More than $700 million in online sales were lost to fraud in 2001, representing 1.14 percent of total annual online sales of $61.8 billion, according to GartnerG2, Stamford, Conn.
Online fraud losses for 2001 were 19 times as high, dollar for dollar, as fraud losses resulting from offline sales. A new survey by GartnerG2 showed that adult consumers in the United States are beginning to adopt credit card company solutions designed to protect against online fraud.
Fraud is staying constant as a percentage of online sales, according to Gartner, but the complexity of the attacks is growing. So merchants have to do more to fight it.
A recent Gartner Internet survey of more than 1,000 adult U.S. online consumers, showed that 5.2 percent of respondents were victimized by credit card fraud in 2001 and 1.9 percent were victimized by identity theft (although respondents do not know whether the theft occurred on-line or offline).
More than 18 percent of respondents are attempting to fight fraud by embracing two new credit card protection systems: Visa's Verified by Visa and MasterCard's Universal Cardholder Authentication Field (UCAF) standard and Secure Payment Application (SPA).
"After years of missteps, the credit card companies have finally got it right with their consumer authentication technology. Consumers are willing to adopt the easy-to-use password-based applications," said Avivah Litan, Gartner G2 Vice President.

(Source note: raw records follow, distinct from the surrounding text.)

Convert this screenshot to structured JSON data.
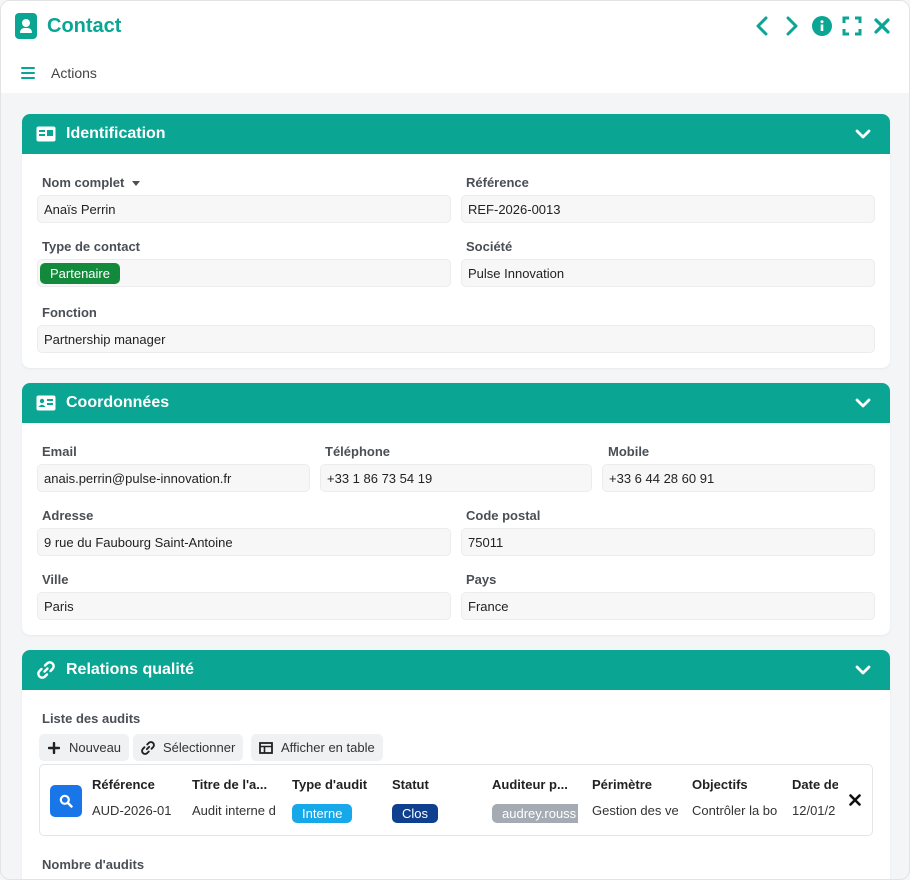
{
  "window": {
    "title": "Contact",
    "actions_label": "Actions",
    "accent": "#0aa593"
  },
  "identification": {
    "title": "Identification",
    "nom_complet": {
      "label": "Nom complet",
      "value": "Anaïs Perrin"
    },
    "reference": {
      "label": "Référence",
      "value": "REF-2026-0013"
    },
    "type_contact": {
      "label": "Type de contact",
      "value": "Partenaire"
    },
    "societe": {
      "label": "Société",
      "value": "Pulse Innovation"
    },
    "fonction": {
      "label": "Fonction",
      "value": "Partnership manager"
    }
  },
  "coordonnees": {
    "title": "Coordonnées",
    "email": {
      "label": "Email",
      "value": "anais.perrin@pulse-innovation.fr"
    },
    "telephone": {
      "label": "Téléphone",
      "value": "+33 1 86 73 54 19"
    },
    "mobile": {
      "label": "Mobile",
      "value": "+33 6 44 28 60 91"
    },
    "adresse": {
      "label": "Adresse",
      "value": "9 rue du Faubourg Saint-Antoine"
    },
    "code_postal": {
      "label": "Code postal",
      "value": "75011"
    },
    "ville": {
      "label": "Ville",
      "value": "Paris"
    },
    "pays": {
      "label": "Pays",
      "value": "France"
    }
  },
  "relations": {
    "title": "Relations qualité",
    "liste_label": "Liste des audits",
    "toolbar": {
      "nouveau": "Nouveau",
      "selectionner": "Sélectionner",
      "afficher_table": "Afficher en table"
    },
    "table": {
      "headers": [
        "Référence",
        "Titre de l'a...",
        "Type d'audit",
        "Statut",
        "Auditeur p...",
        "Périmètre",
        "Objectifs",
        "Date de"
      ],
      "row": {
        "reference": "AUD-2026-01",
        "titre": "Audit interne d",
        "type": "Interne",
        "statut": "Clos",
        "auditeur": "audrey.rouss",
        "perimetre": "Gestion des ve",
        "objectifs": "Contrôler la bo",
        "date": "12/01/2"
      }
    },
    "nombre_label": "Nombre d'audits"
  }
}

"Other security schemes, including public key infrastructure (PKI), smart cards (that the credit card firms also support) and disposable card numbers, receive far less consumer support," Litan said. "Most consumers are unwilling to take the extra steps required to use PKI, as the failure of the previous MasterCard/VISA sponsored PKI-based Secure Electronic Transactions (SET) standard clearly demonstrated. Consumers also believe the new Visa and MasterCard systems offer better protection than PKI or smart cards, showing that branding is far more important than technically robust security schemes."

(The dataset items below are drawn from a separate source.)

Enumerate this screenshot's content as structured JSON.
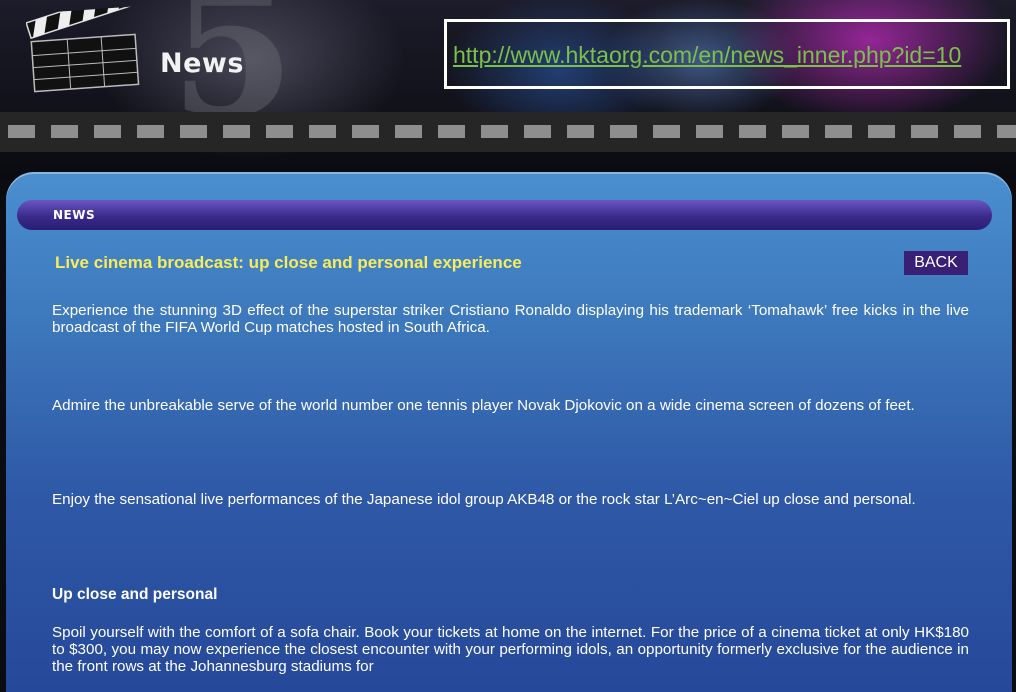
{
  "header": {
    "title": "News",
    "url": "http://www.hktaorg.com/en/news_inner.php?id=10",
    "icons": [
      "clapperboard-icon"
    ]
  },
  "section": {
    "label": "NEWS"
  },
  "article": {
    "headline": "Live cinema broadcast: up close and personal experience",
    "back_label": "BACK",
    "paragraphs": [
      "Experience the stunning 3D effect of the superstar striker Cristiano Ronaldo displaying his trademark ‘Tomahawk’ free kicks in the live broadcast of the FIFA World Cup matches hosted in South Africa.",
      "Admire the unbreakable serve of the world number one tennis player Novak Djokovic on a wide cinema screen of dozens of feet.",
      "Enjoy the sensational live performances of the Japanese idol group AKB48 or the rock star L’Arc~en~Ciel up close and personal."
    ],
    "subheading": "Up close and personal",
    "paragraph_4": "Spoil yourself with the comfort of a sofa chair. Book your tickets at home on the internet. For the price of a cinema ticket at only HK$180 to $300, you may now experience the closest encounter with your performing idols, an opportunity formerly exclusive for the audience in the front rows at the Johannesburg stadiums for"
  },
  "colors": {
    "headline": "#f7ec5a",
    "url": "#7bc04a",
    "back_button": "#3a1f77",
    "panel_top": "#4a8fcf",
    "panel_bottom": "#26489a"
  }
}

The credit card companies are, however, not yet willing to take the next major step, according to Gartner, which recommends that they universally lower merchant fees. MasterCard does plan to partially incent U.S. merchants by making issuers, rather than merchants, liable for UCAF-protected transactions beginning in November 2002.
Visa plans a similar shift in liability rules in mid-2003. U.S. merchants will, however, continue to pay higher fees for Internet transactions, which average approximately 2.5 percent vs. 1.5 percent for in-store sales, according to Gartner.

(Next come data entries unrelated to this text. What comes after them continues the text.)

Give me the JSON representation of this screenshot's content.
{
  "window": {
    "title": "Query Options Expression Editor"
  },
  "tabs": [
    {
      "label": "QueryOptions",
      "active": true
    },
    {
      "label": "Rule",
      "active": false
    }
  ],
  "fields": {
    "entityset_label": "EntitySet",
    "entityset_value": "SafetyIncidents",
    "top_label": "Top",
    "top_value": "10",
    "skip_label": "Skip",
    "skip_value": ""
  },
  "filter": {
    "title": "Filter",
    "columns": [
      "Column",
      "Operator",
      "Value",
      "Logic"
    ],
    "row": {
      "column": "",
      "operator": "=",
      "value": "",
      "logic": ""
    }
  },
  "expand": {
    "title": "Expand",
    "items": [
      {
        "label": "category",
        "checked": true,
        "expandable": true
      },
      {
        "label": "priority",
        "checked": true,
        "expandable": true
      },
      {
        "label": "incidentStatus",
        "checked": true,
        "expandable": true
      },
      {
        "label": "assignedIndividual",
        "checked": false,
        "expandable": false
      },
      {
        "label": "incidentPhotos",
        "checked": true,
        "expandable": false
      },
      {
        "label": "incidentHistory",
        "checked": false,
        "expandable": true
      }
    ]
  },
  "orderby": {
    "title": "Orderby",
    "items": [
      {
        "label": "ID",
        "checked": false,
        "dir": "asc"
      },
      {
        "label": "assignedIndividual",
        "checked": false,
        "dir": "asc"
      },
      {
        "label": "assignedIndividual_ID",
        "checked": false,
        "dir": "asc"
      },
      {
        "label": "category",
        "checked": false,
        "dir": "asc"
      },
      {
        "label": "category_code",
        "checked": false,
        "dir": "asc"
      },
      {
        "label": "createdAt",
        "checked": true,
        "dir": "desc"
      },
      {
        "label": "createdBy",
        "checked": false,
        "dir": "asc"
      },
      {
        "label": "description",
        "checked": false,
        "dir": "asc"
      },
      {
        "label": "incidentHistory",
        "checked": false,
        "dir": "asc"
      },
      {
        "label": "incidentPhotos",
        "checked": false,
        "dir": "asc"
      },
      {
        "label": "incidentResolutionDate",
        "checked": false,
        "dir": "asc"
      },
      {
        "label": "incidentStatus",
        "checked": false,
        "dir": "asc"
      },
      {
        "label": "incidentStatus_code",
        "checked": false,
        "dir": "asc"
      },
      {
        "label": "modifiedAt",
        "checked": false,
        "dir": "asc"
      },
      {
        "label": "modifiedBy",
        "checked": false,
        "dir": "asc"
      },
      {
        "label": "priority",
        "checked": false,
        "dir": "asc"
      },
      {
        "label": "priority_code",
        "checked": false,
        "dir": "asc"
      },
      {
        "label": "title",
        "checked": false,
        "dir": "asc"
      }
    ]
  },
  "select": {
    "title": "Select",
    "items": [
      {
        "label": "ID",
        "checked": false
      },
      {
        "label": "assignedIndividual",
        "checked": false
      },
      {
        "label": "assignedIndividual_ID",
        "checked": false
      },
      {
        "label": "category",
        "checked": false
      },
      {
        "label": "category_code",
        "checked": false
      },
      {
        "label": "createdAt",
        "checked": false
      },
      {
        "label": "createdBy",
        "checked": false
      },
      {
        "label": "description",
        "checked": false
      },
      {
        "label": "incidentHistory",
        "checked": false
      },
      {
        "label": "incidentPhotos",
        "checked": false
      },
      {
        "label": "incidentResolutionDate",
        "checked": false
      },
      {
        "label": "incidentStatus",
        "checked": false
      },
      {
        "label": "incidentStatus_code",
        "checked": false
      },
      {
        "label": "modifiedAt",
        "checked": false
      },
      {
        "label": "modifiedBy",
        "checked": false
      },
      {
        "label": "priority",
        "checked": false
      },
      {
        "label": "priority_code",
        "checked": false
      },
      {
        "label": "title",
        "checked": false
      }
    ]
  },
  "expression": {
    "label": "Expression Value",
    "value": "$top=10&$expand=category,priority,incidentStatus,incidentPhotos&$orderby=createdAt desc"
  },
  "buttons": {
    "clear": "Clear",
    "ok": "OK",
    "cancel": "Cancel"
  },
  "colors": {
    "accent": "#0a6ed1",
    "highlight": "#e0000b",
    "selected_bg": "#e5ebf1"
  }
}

"Consumers are interested in using these new security systems, which can significantly reduce online fraud. The credit card companies should, however, back up their belief in these systems by lowering fees for all merchants who support them," Litan said. "This would guarantee even more widespread adoption."
However, in the U.S., Litan doesn't expect fees to be lowered for another three to five years, despite the complaints by Wal-Mart and other retailers. There are over 900 million credit cards in the U.S.
"People have to be convinced they want it, then they have to get consumers to do it," Litan said.
However, merchants could hasten adoption by incenting consumers with discounts or other perks to use the security enhanced systems, Litan added.